Molecular Mechanisms of Tumor Progression and Novel Therapeutic and Diagnostic Strategies in Mesothelioma

Abstract

Mesothelioma is characterized by the inactivation of tumor suppressor genes, with frequent mutations in neurofibromin 2 (NF2), BRCA1-associated protein 1 (BAP1), and cyclin-dependent kinase inhibitor 2A (CDKN2A). These mutations lead to disruptions in the Hippo signaling pathway and histone methylation, thereby promoting tumor growth. NF2 mutations result in Merlin deficiency, leading to uncontrolled cell proliferation, whereas BAP1 mutations impair chromatin remodeling and hinder DNA damage repair. Emerging molecular targets in mesothelioma include mesothelin (MSLN), oxytocin receptor (OXTR), protein arginine methyltransferase (PRMT5), and carbohydrate sulfotransferase 4 (CHST4). MSLN-based therapies, such as antibody-drug conjugates and immunotoxins, have shown efficacy in clinical trials. OXTR, upregulated in mesothelioma, is correlated with poor prognosis and represents a novel therapeutic target. PRMT5 inhibition is being explored in tumors with MTAP deletions, commonly co-occurring with CDKN2A loss. CHST4 expression is associated with improved prognosis, potentially influencing tumor immunity. Immune checkpoint inhibitors targeting PD-1/PD-L1 have shown promise in some cases; however, resistance mechanisms remain a challenge. Advances in multi-omics approaches have improved our understanding of mesothelioma pathogenesis. Future research will aim to identify novel therapeutic targets and personalized treatment strategies, particularly in the context of epigenetic therapy and combination immunotherapy.

Keywords: BAP1; CHST4; FAK; Hippo signaling pathway; OXTR; immune checkpoint inhibitors; mesothelioma.

Figure 1

A schematic illustration depicting the dysregulation of the NF2/Merlin-Hippo signaling cascade in mesothelioma cells. Extracellular signals are transmitted through cell–cell interactions (via cadherins), cell–matrix interactions (via integrins), and growth factor receptors, such as receptor tyrosine kinases, influencing the tumor-suppressive function of Merlin. When Merlin is in an active, underphosphorylated state, it modulates the Hippo signaling cascade and inhibits the activity of YAP1/TAZ transcriptional coactivators. However, in mesothelioma cells, frequent alterations in Merlin (the NF2 gene product) and key Hippo signaling pathway components, including LATS1/2, lead to YAP1/TAZ activation (underphosphorylation). This, in turn, promotes the expression of multiple pro-oncogenic genes.

Figure 2

Transcriptional regulation machinery comprising BAP1, PRC1, and PRC2. BAP1 is a major deubiquitinase that removes H2AK119Ub, a histone marker deposited by the PRC1 complex.
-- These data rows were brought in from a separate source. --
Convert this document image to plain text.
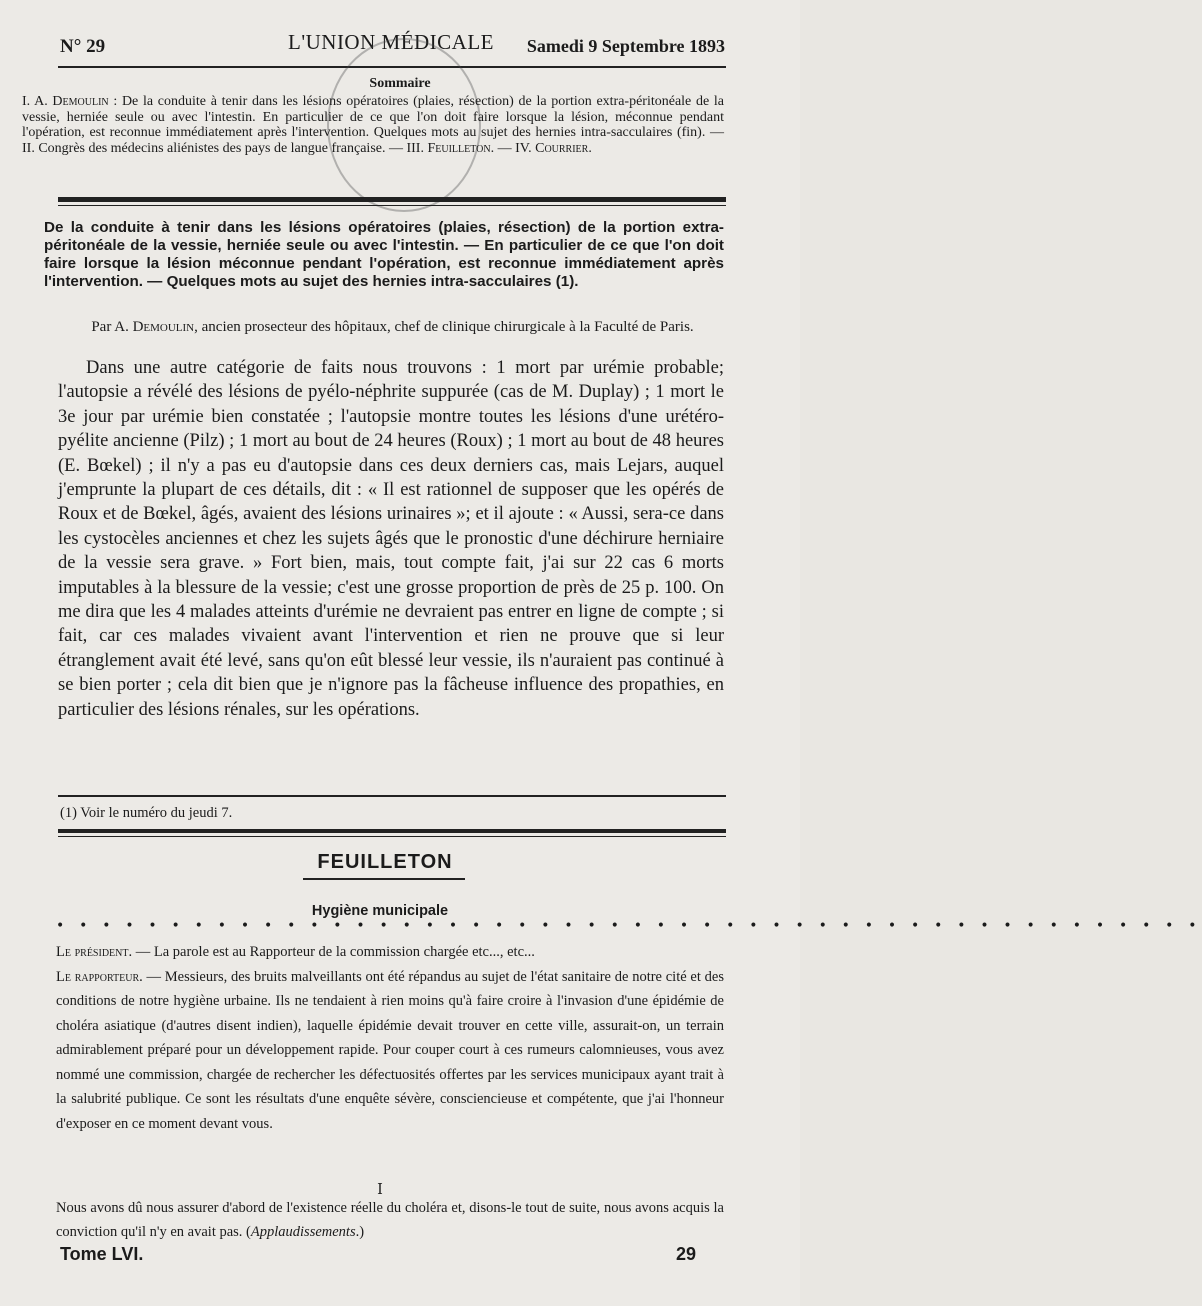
N° 29	L'UNION MÉDICALE Samedi 9 Septembre 1893
Sommaire
I. A. Demoulin : De la conduite à tenir dans les lésions opératoires (plaies, résection) de la portion extra-péritonéale de la vessie, herniée seule ou avec l'intestin. En particulier de ce que l'on doit faire lorsque la lésion, méconnue pendant l'opération, est reconnue immédiatement après l'intervention. Quelques mots au sujet des hernies intra-sacculaires (fin). — II. Congrès des médecins aliénistes des pays de langue française. — III. Feuilleton. — IV. Courrier.
De la conduite à tenir dans les lésions opératoires (plaies, résection) de la portion extra-péritonéale de la vessie, herniée seule ou avec l'intestin. — En particulier de ce que l'on doit faire lorsque la lésion méconnue pendant l'opération, est reconnue immédiatement après l'intervention. — Quelques mots au sujet des hernies intra-sacculaires (1).
Par A. Demoulin, ancien prosecteur des hôpitaux, chef de clinique chirurgicale à la Faculté de Paris.
Dans une autre catégorie de faits nous trouvons : 1 mort par urémie probable; l'autopsie a révélé des lésions de pyélo-néphrite suppurée (cas de M. Duplay) ; 1 mort le 3e jour par urémie bien constatée ; l'autopsie montre toutes les lésions d'une urétéro-pyélite ancienne (Pilz) ; 1 mort au bout de 24 heures (Roux) ; 1 mort au bout de 48 heures (E. Bœkel) ; il n'y a pas eu d'autopsie dans ces deux derniers cas, mais Lejars, auquel j'emprunte la plupart de ces détails, dit : « Il est rationnel de supposer que les opérés de Roux et de Bœkel, âgés, avaient des lésions urinaires »; et il ajoute : « Aussi, sera-ce dans les cystocèles anciennes et chez les sujets âgés que le pronostic d'une déchirure herniaire de la vessie sera grave. » Fort bien, mais, tout compte fait, j'ai sur 22 cas 6 morts imputables à la blessure de la vessie; c'est une grosse proportion de près de 25 p. 100. On me dira que les 4 malades atteints d'urémie ne devraient pas entrer en ligne de compte ; si fait, car ces malades vivaient avant l'intervention et rien ne prouve que si leur étranglement avait été levé, sans qu'on eût blessé leur vessie, ils n'auraient pas continué à se bien porter ; cela dit bien que je n'ignore pas la fâcheuse influence des propathies, en particulier des lésions rénales, sur les opérations.
(1) Voir le numéro du jeudi 7.
FEUILLETON
Hygiène municipale
• • • • • • • • • • • • • • • • • • • • • • • • • • • • • • • • • • • • • • • • • • • • • • • • • •

Le président. — La parole est au Rapporteur de la commission chargée etc..., etc...

Le rapporteur. — Messieurs, des bruits malveillants ont été répandus au sujet de l'état sanitaire de notre cité et des conditions de notre hygiène urbaine. Ils ne tendaient à rien moins qu'à faire croire à l'invasion d'une épidémie de choléra asiatique (d'autres disent indien), laquelle épidémie devait trouver en cette ville, assurait-on, un terrain admirablement préparé pour un développement rapide. Pour couper court à ces rumeurs calomnieuses, vous avez nommé une commission, chargée de rechercher les défectuosités offertes par les services municipaux ayant trait à la salubrité publique. Ce sont les résultats d'une enquête sévère, consciencieuse et compétente, que j'ai l'honneur d'exposer en ce moment devant vous.

I
Nous avons dû nous assurer d'abord de l'existence réelle du choléra et, disons-le tout de suite, nous avons acquis la conviction qu'il n'y en avait pas. (Applaudissements.)
Tome LVI.	29
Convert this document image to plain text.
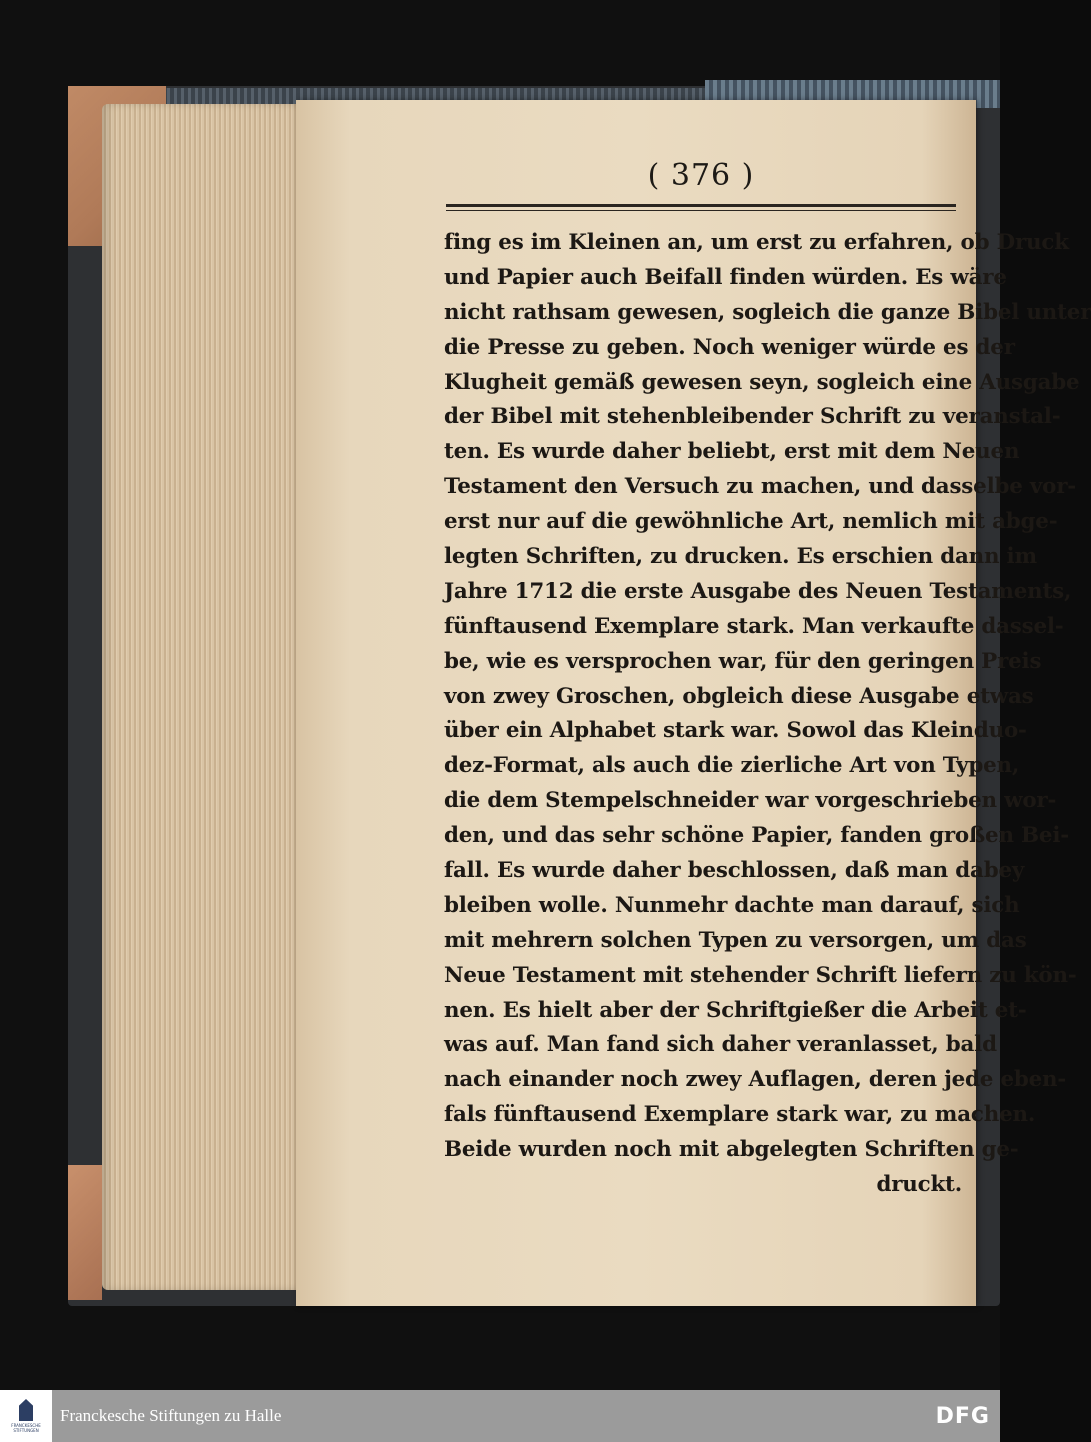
( 376 )
fing es im Kleinen an, um erst zu erfahren, ob Druck
und Papier auch Beifall finden würden. Es wäre
nicht rathsam gewesen, sogleich die ganze Bibel unter
die Presse zu geben. Noch weniger würde es der
Klugheit gemäß gewesen seyn, sogleich eine Ausgabe
der Bibel mit stehenbleibender Schrift zu veranstal-
ten. Es wurde daher beliebt, erst mit dem Neuen
Testament den Versuch zu machen, und dasselbe vor-
erst nur auf die gewöhnliche Art, nemlich mit abge-
legten Schriften, zu drucken. Es erschien dann im
Jahre 1712 die erste Ausgabe des Neuen Testaments,
fünftausend Exemplare stark. Man verkaufte dassel-
be, wie es versprochen war, für den geringen Preis
von zwey Groschen, obgleich diese Ausgabe etwas
über ein Alphabet stark war. Sowol das Kleinduo-
dez-Format, als auch die zierliche Art von Typen,
die dem Stempelschneider war vorgeschrieben wor-
den, und das sehr schöne Papier, fanden großen Bei-
fall. Es wurde daher beschlossen, daß man dabey
bleiben wolle. Nunmehr dachte man darauf, sich
mit mehrern solchen Typen zu versorgen, um das
Neue Testament mit stehender Schrift liefern zu kön-
nen. Es hielt aber der Schriftgießer die Arbeit et-
was auf. Man fand sich daher veranlasset, bald
nach einander noch zwey Auflagen, deren jede eben-
fals fünftausend Exemplare stark war, zu machen.
Beide wurden noch mit abgelegten Schriften ge-
druckt.
FRANCKESCHE STIFTUNGEN
Franckesche Stiftungen zu Halle	DFG
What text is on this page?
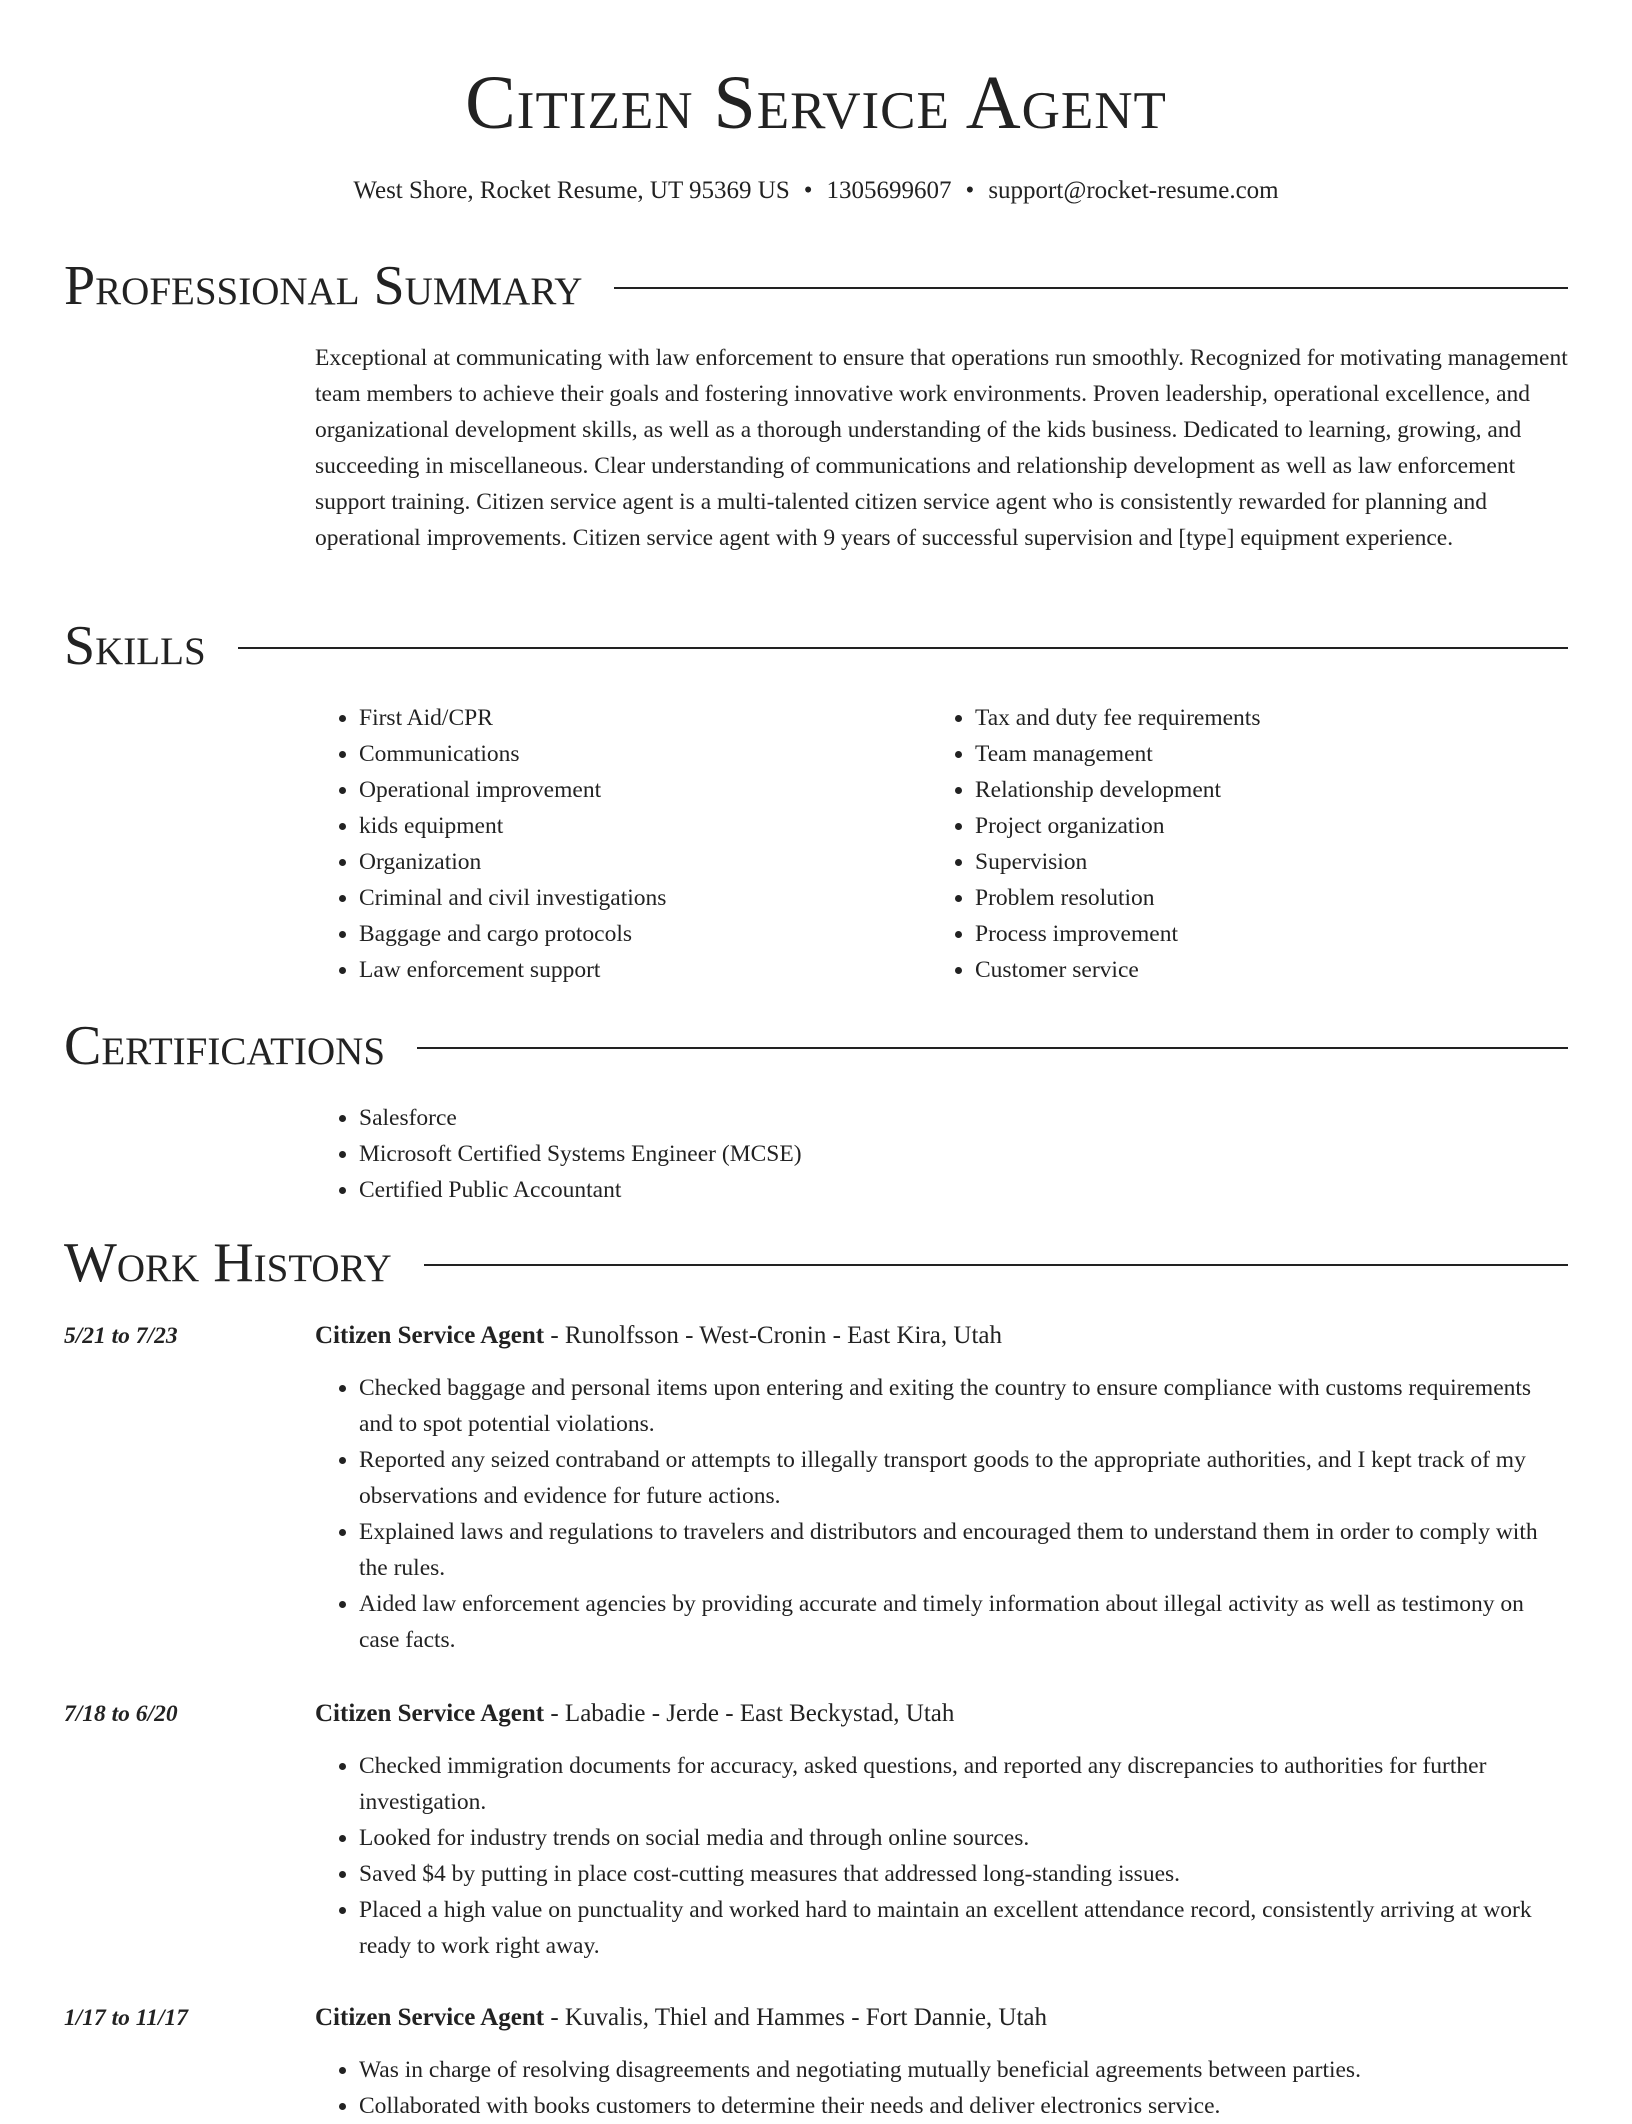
Citizen Service Agent
West Shore, Rocket Resume, UT 95369 US • 1305699607 • support@rocket-resume.com
Professional Summary
Exceptional at communicating with law enforcement to ensure that operations run smoothly. Recognized for motivating management team members to achieve their goals and fostering innovative work environments. Proven leadership, operational excellence, and organizational development skills, as well as a thorough understanding of the kids business. Dedicated to learning, growing, and succeeding in miscellaneous. Clear understanding of communications and relationship development as well as law enforcement support training. Citizen service agent is a multi-talented citizen service agent who is consistently rewarded for planning and operational improvements. Citizen service agent with 9 years of successful supervision and [type] equipment experience.
Skills
• First Aid/CPR
• Communications
• Operational improvement
• kids equipment
• Organization
• Criminal and civil investigations
• Baggage and cargo protocols
• Law enforcement support
• Tax and duty fee requirements
• Team management
• Relationship development
• Project organization
• Supervision
• Problem resolution
• Process improvement
• Customer service
Certifications
• Salesforce
• Microsoft Certified Systems Engineer (MCSE)
• Certified Public Accountant
Work History
5/21 to 7/23	Citizen Service Agent - Runolfsson - West-Cronin - East Kira, Utah
• Checked baggage and personal items upon entering and exiting the country to ensure compliance with customs requirements and to spot potential violations.
• Reported any seized contraband or attempts to illegally transport goods to the appropriate authorities, and I kept track of my observations and evidence for future actions.
• Explained laws and regulations to travelers and distributors and encouraged them to understand them in order to comply with the rules.
• Aided law enforcement agencies by providing accurate and timely information about illegal activity as well as testimony on case facts.
7/18 to 6/20	Citizen Service Agent - Labadie - Jerde - East Beckystad, Utah
• Checked immigration documents for accuracy, asked questions, and reported any discrepancies to authorities for further investigation.
• Looked for industry trends on social media and through online sources.
• Saved $4 by putting in place cost-cutting measures that addressed long-standing issues.
• Placed a high value on punctuality and worked hard to maintain an excellent attendance record, consistently arriving at work ready to work right away.
1/17 to 11/17	Citizen Service Agent - Kuvalis, Thiel and Hammes - Fort Dannie, Utah
• Was in charge of resolving disagreements and negotiating mutually beneficial agreements between parties.
• Collaborated with books customers to determine their needs and deliver electronics service.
BAP1 loss leads to H2AK119Ub accumulation, which in turn promotes recruitment of the PRC2 complex including EZH2, resulting in elevated H3K27me3 levels and transcriptional repression.

Figure 3

The CDKN2A gene produces two distinct tumor suppressor proteins through alternative reading frames, namely, p16INK4A (P16), derived from the alpha transcript, and p14ARF (P14), derived from the beta transcript. These proteins play pivotal roles in halting cell cycle progression, particularly during the G1 to S phase transition.

Figure 4

Role of CHST4 in lymphocyte homing and mesothelioma. Lymphocytes begin their interaction with high endothelial venules by binding L-selectin to its ligand, leading to integrin-mediated adhesion and transendothelial migration. Sulfation by CHST4 plays a pivotal role in the enhancement of lymphocyte homing and the chemokine-induced activation step of this sequential adhesion process. In mesothelioma, CHST4 mRNA expression exhibited a substantial correlation with immune–gene signatures representing tumor-infiltrating lymphocytes. CHST4 is hypothesized to contribute to tumor immunity against mesothelioma via lymphocyte infiltration.